Eu me considero privilegiado por ter sido um adolescente nos anos 80. A gente acreditava em utopias, tinha meio que um sentido no horizonte para canalizar toda a nossa rebeldia da idade e do tempo de mudanças que o país experimentava, não sem desconfiança. E tinha um rock maravilhoso e efervescente ao nosso redor, com bandas nacionais que diziam, exatamente, aquilo que a gente queria dizer. Ou que precisava ouvir. Diziam de uma forma simples, mas poética demais, que mexia com nossos corações e mentes.

Conyo isto porque eu fui ao show da banda do meu filho, sábado à noite. Fiz até um vídeo tipo "compacto do show" e postei nas minhas redes sociais. Eles tocam clássicos do rock e, quando eles estão no palco, eu volto no tempo. Revejo momentos e emoções. Não é mais o pai do guitarrista que está ali, é o garoto que eu deixei lá atrás, numa curva da estrada, cheio de ideias - mas precisando sobreviver. Tenho saudade dele. De mim, com poucos anos de vida. Queria acreditar em certas coisas de novo. Não tem como. Mas me reecontrar, nestas horas, é emocionante. O eu veterano e o eu jovem se abraçam como velhos amigos que nunca deixaram de se gostar, apenas não se visitam há tempos. E sentem falta um do outro.

Talvez eu precise desse jovem para melhorar a minha literatura, concluí. E anotei: "Revisitar-me". É compromisso. Talvez aquele garoto "que queria mudar o mundo" tenha a dica certa para que o meu próximo livro, finalmente, crie coragem e saia do rascunho.

A trilha sonora da minha vida? Sou eclético. Gosto de tudo, basta ser uma boa música. Gosto de fazer churrasco ouvindo caras como Marenco, Passarinho, Guarani, Ledesma, Délcio, por aí vai (na música gaúcha, nativista, assim como samba e outros ritmos, não gosto é de bobagem gritada, apenas, coisa minha). Para escrever, prefiro blues e jazz.
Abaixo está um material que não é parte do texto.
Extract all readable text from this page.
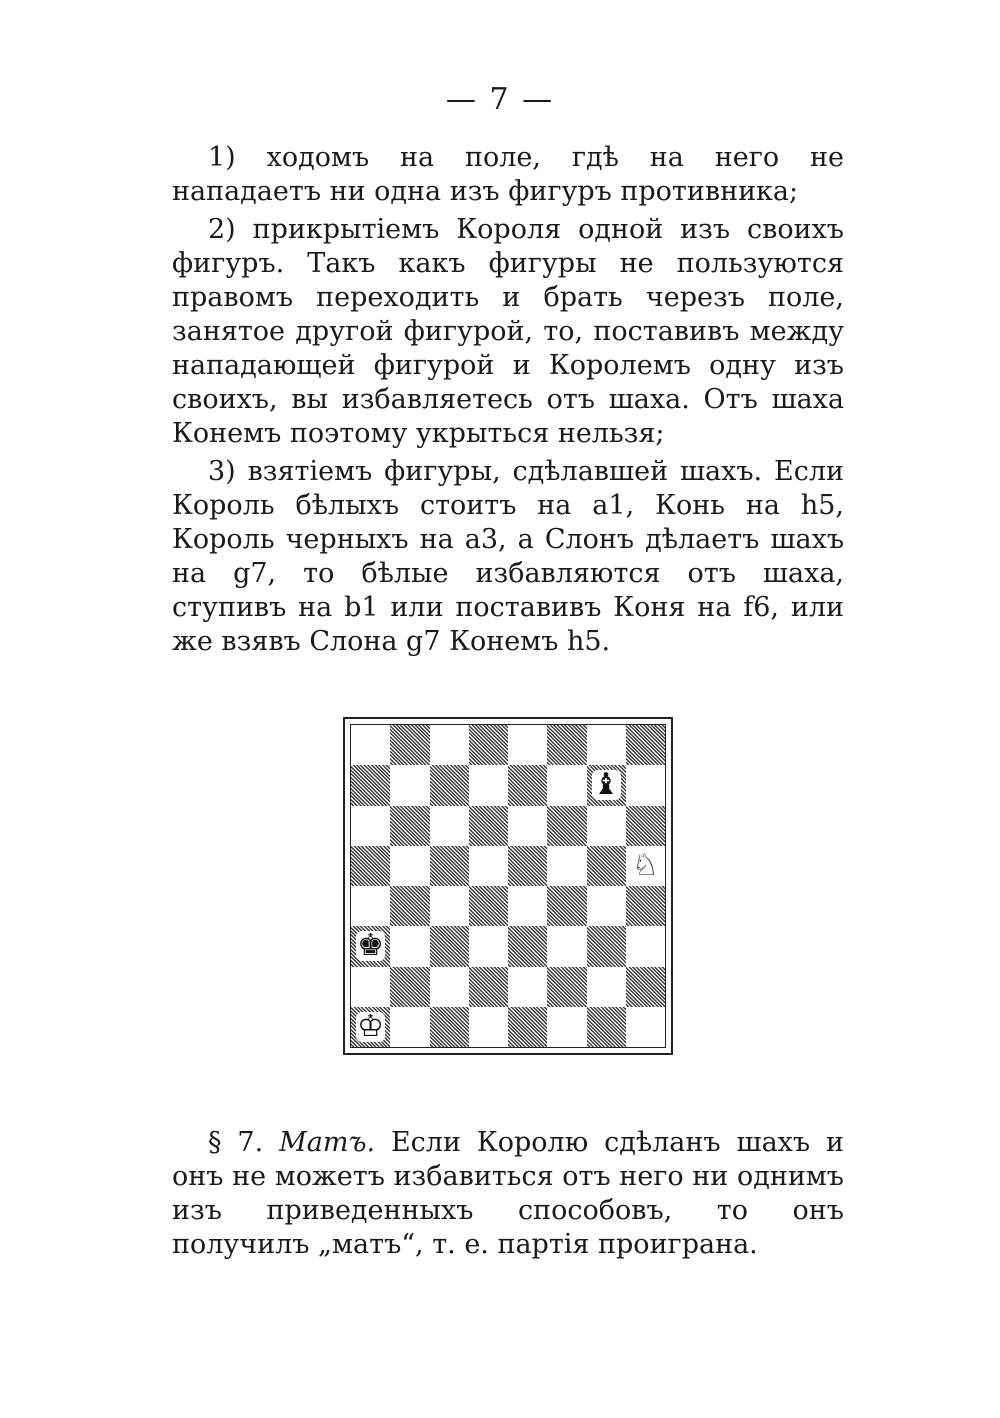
— 7 —

1) ходомъ на поле, гдѣ на него не нападаетъ ни одна изъ фигуръ противника;

2) прикрытіемъ Короля одной изъ своихъ фигуръ. Такъ какъ фигуры не пользуются правомъ переходить и брать черезъ поле, занятое другой фигурой, то, поставивъ между нападающей фигурой и Королемъ одну изъ своихъ, вы избавляетесь отъ шаха. Отъ шаха Конемъ поэтому укрыться нельзя;

3) взятіемъ фигуры, сдѣлавшей шахъ. Если Король бѣлыхъ стоитъ на a1, Конь на h5, Король черныхъ на a3, а Слонъ дѣлаетъ шахъ на g7, то бѣлые избавляются отъ шаха, ступивъ на b1 или поставивъ Коня на f6, или же взявъ Слона g7 Конемъ h5.

♝
♘
♚
♔

§ 7. Матъ. Если Королю сдѣланъ шахъ и онъ не можетъ избавиться отъ него ни однимъ изъ приведенныхъ способовъ, то онъ получилъ „матъ“, т. е. партія проиграна.
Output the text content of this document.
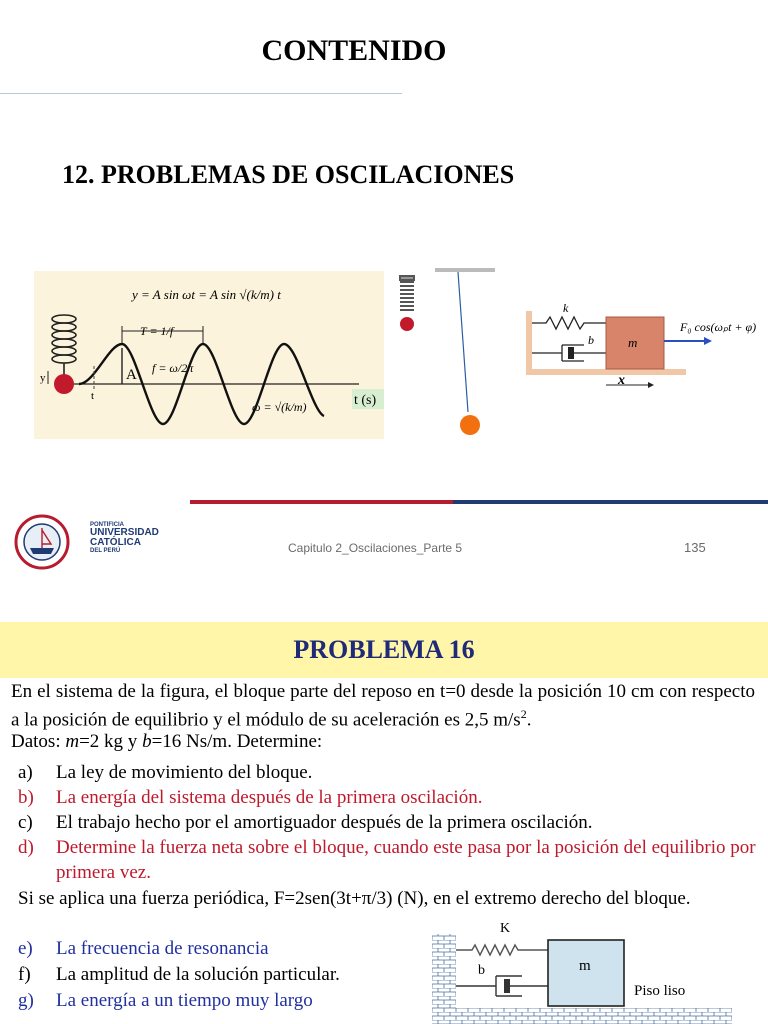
CONTENIDO
12. PROBLEMAS DE OSCILACIONES
y
t
T = 1/f
A
y = A sin ωt = A sin √(k/m) t
f = ω/2π
ω = √(k/m)	t (s)
k
b	m
F₀ cos(ωₚt + φ)
x
PONTIFICIA
UNIVERSIDAD
CATÓLICA
DEL PERÚ	Capitulo 2_Oscilaciones_Parte 5	135
PROBLEMA 16
En el sistema de la figura, el bloque parte del reposo en t=0 desde la posición 10 cm con respecto a la posición de equilibrio y el módulo de su aceleración es 2,5 $m/s^2$.
Datos: m=2 kg y b=16 Ns/m. Determine:
a)	La ley de movimiento del bloque.
b)	La energía del sistema después de la primera oscilación.
c)	El trabajo hecho por el amortiguador después de la primera oscilación.
d)	Determine la fuerza neta sobre el bloque, cuando este pasa por la posición del equilibrio por primera vez.
Si se aplica una fuerza periódica, F=2sen(3t+π/3) (N), en el extremo derecho del bloque.
e)	La frecuencia de resonancia
f)	La amplitud de la solución particular.
g)	La energía a un tiempo muy largo
K
b	m
Piso liso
Cozinhar ao som de MPB, música latina, trilhas de filmes. Volta e meia mergulho em música clássica para ler.

Só que quando estou na estrada, sozinho, ou quando estou comigo, em casa mesmo, aí é rock. E rock do meu tempo. De preferência, rock nacional.  Não tenho uma música que me faça dizer "esta é a música da minha vida". Como não consigo ter um livro só, ou só um autor, que eu possa eleger como o top entre os inesquecíveis entre tudo que já li. Nada disso. Preciso mudar até mesmo o toque do celular volta e meia, porque lembro de outra música que quero ouvir quando ele me chama e me parece ser a favorita do momento. Agora, que a trilha sonora da minha está cheia de músicas do Engenheiros e do Legião, bom, isso eu não posso negar. Só que a playlist é grande. Pudera. Esse filme não começou ontem, né.